August 30, 2006
Matsudai roundup

I’ve been away from the computer mainly spending more time in Matsudai. So much happened last weekend that I’m hard pressed to recount it all, but here I go.

Thank you to Hanako Murakami for introducing me to Matsudai and its people. I really do love that town. And congratulations to Hanako for shepherding an amazing performance of mushroom dancing at Nobutai on Friday last week. “Kinseees!” was an energetic, delightful surprise.

Higashino-sensei’s dance as the お化けキンコ (mushroom ghost) was exactly the right complement to the old folks doing their dances. She encouraged them, teased out their special talents and made the evening flow. Motohei-san, at 82 the oldest dancer in the group, was so full of joy and humour that it was hard not to whoop and holler during all his little solos. I know how much work everyone put into creating the evening’s entertainment, and I think all 160 of the audience members were impressed. I didn’t take my camera that evening, choosing to enjoy the event without the lens between me and it - a wise decision, even though it means no pictures for you.

One of the items in the Kinseees! program was each dancer’s favorite mushroom. The モグラ was often mentioned, but we don’t know “mogura” as a mushroom - it’s a mole. Now Tod does cutest impression of a mogura (the mole, not the mushroom) that makes me giggle and ask for encores.

The two days after Kinseees! were the Matsudai matsuri. We hung around town to tour the Triennial art and spent Saturday evening drinking and singing with the adult children of some of the dancers. I had my recording gear and turned the evening into the latest Hanashi Station podcast.

play mp3 Matsuri in Matsudai (10’15” 9.4 MB MP3)

Matsudai, population 4,000, is divided into three sections: Kammachi, uptown; Nakamachi, midtown; and Shimmachi, downtown. We were at the top of the hill in uptown most of the night, where the drunken karaoke and dancing took place. Midtown and downtown were equally lively, but more family-oriented.
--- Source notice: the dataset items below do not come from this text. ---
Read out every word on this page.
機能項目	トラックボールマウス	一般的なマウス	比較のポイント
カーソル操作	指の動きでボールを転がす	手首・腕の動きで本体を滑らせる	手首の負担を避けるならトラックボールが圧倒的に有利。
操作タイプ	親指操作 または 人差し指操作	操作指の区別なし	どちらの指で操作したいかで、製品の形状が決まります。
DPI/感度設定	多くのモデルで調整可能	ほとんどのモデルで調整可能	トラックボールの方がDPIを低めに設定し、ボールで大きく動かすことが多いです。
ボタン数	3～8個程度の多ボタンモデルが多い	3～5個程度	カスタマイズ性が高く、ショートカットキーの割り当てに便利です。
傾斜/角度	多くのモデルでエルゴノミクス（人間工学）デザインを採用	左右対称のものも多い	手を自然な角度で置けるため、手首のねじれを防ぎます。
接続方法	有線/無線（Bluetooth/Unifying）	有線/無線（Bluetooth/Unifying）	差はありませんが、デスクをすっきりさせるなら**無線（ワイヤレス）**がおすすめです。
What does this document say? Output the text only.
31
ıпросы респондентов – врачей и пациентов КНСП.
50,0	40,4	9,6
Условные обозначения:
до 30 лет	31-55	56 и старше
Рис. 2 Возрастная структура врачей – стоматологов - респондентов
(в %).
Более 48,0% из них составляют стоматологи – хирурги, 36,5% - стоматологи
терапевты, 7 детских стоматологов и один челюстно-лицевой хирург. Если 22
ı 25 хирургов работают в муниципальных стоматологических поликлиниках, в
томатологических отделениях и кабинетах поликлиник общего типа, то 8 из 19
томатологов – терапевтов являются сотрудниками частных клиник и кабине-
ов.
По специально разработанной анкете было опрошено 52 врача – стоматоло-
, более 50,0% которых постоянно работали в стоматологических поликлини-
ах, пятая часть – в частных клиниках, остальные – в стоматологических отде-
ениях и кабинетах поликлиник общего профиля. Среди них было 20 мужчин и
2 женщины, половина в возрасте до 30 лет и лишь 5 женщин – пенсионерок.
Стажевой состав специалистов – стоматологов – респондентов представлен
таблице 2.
Early in the evening, before the party really started, the skilled singers encouraged Tod & I get up and do a duet. You really cannot refuse people who ply you with sake and snacks. We flailed our way through John Denver’s Country Roads - one of the few English songs in their midi-based karaoke system. Later on, we were called on to perform again - “Mr. Tod and Kristen dancing please!” - and foxtrotted clumsily to some beautifully sung enka.

The town reporter captured all of this and more with his camera, so I expect there will be at least one photo of us in the local newspaper. Horrors! But I wonder how I can get my hands on a copy of it?

Over the course of the evening, we were treated to many plates of food, cups of drink and little gifts. I was so stunned by the generosity that I took an account: 6 onigiri; 2 bowls of kenchin soup; 2 dishes of pickles; 10 sticks of yakitori; 4 shiso-cheese gyoza; 1 plate of fried octopus; 2 grilled sazae; 1 packet of otsumami; 1 harisen clapper; 1 pink stuffed monkey; 1 pair pink sequined devil horns; 1 pair of sequined devil horns; 2 glasses of tea; countless cups of sake.

All that, plus a few things I was actually allowed to pay for, made up the feast of the evening as we sat around the streetside fire pit. Thank goodness there were a lot of people in our little tribe to share the bounty. I don’t think anyone went hungry that night.

After the matsuri, I rolled a very tipsy Tod down the street to Kimie-san’s family’s second house, where we spent the night with Hanako and her crew. In the morning, before anyone had a chance to sip their coffee, Kimie-san turned up with freshly cooked rice and laid our breakfast table of pickles, simmered dishes, soup and rice. She is such an amazing hostess.

We took our leave of Matsudai the next day, after watching the kids’ parade of mikoshi (portable temples). Tod helped to pull one of the huge wagons full of kids. I turn turns with the local police are trying to catch fish with a paper spoon. I took photos which I will develop and post eventually.

If this were my last trip to Matsudai, I’d be sad, but I am hoping/planning to go back in a couple of weeks to harvest rice with Akira-san, Kimie’s husband. I may be a liabiliity, but I will work hard and it will be a good experience. Matsudai always is.